LIVING IN SIN?
Tradition has it that there was a time when bishops talked about God. Now it seems that all they can talk about is sex.
We have moved from theology to biology. Our interests have switched from God to gonads. Just about every issue confronting the Church and every controversy destroying our unity has to do with our human sexuality.
We no longer know who to ordain nor understand the meaning of marriage. Embarrassed by the differences between men and women. we have become a homosexual culture trying to make everyone the same as everyone else, Yet we cannot figure out what to do about gays and lesbians because men and women persist in being different from one another.
In the midst of all this confusion, our poor bewildered bishops have now told us that we should no longer talk about people “living in sin”, but except for a handful of old clerics and a few comedians well past their sell by date, we haven’t heard anyone talking about living in sin for years.
The problem with talking about people living in sin is not that people have quit sinning but that their sinfulness is too obvious to bother talking about. People have been living in sin ever since Eve wandered off into the Garden by herself, and in ways far worse than living with someone else without benefit of clergy.
Most all of us have known this for a very long time, and the bishops need not have bothered writing a long report about it. Instead of long reports about the obvious, the bishops should have told us why sexual relations outside the marriage bond are still wrong. We need to be told that they are wrong because they deny other people the opportunity to make a public celebration of the relationship, because the only thing two people can do by themselves is go crazy, because sex outside marriage isn’t sexy enough.
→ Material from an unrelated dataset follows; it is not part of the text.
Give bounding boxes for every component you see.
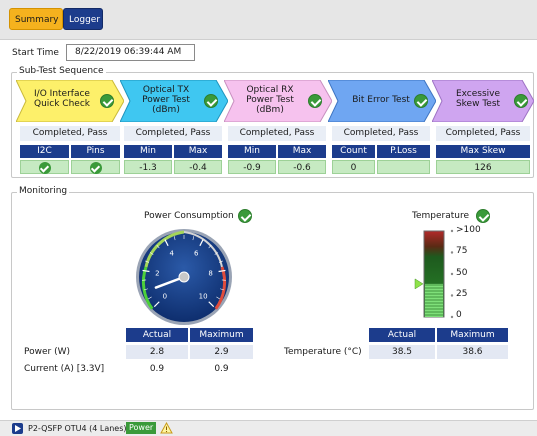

Marriage is a gift given to us by God, one which many people today may neither be ready nor capable of receiving. We dare not condemn these people any more than we dare condemn people for their pride or gluttony or anger. We must show our love for them, but we must do this by encouraging them to move forward from wherever they are in their personal pilgrimage, not by minimizing the necessity of Holy Matrimony.
SIN IS DISORDER
All sin is disorder.
Original sin is a person out of order.
Actual sin is an act out of order.
Holy disorder is a contradiction in terms. You can have holiness or you can have disorder, but you cannot have both together.
Yet some orders are better than others. Not all order is good. Most of this world’s orders, its political, economic and social orders are built on the ruins of human sinfulness. Secular order attempts to make the best of a bad job. And it usually fails miserably.
Christ came to establish a new order. ‘Behold’, He says, ‘I make all things new’.
In Christ’s new order the first are last and the last first, the rich poor and the poor rich. Salvation comes through the cross and death brings life. Love is self sacrifice and selfishness is sin.
The concept of sin is the greatest compliment that the human race has ever been given It says that we are free to choose what kind of order we wish to live in. We are no longer victims of every secular power and wind of fashion. We can know right from wrong and are free to choose either one or the other. We can sin and we can be sorry for our sins.
The Japanese cannot say ‘I am sorry’, either for war crimes or for anything else. Because they do not understand sin, they can only save face.
The Americans cannot say ‘I am sorry’ because they believe in sickness rather than sin. Instead of confession they get psychoanalysed.
The English cannot say ‘I am sorry’. They believe in fate rather than sin and try to keep a stiff upper lip.
But Christians who still believe in free will can say ‘I am sorry’. They can confess their sins and be forgiven. Instead of being plagued by guilt feelings they can own up to their sins and get on with life.
From the sickness of despair, the Christian is capable of rising to the order of forgiveness.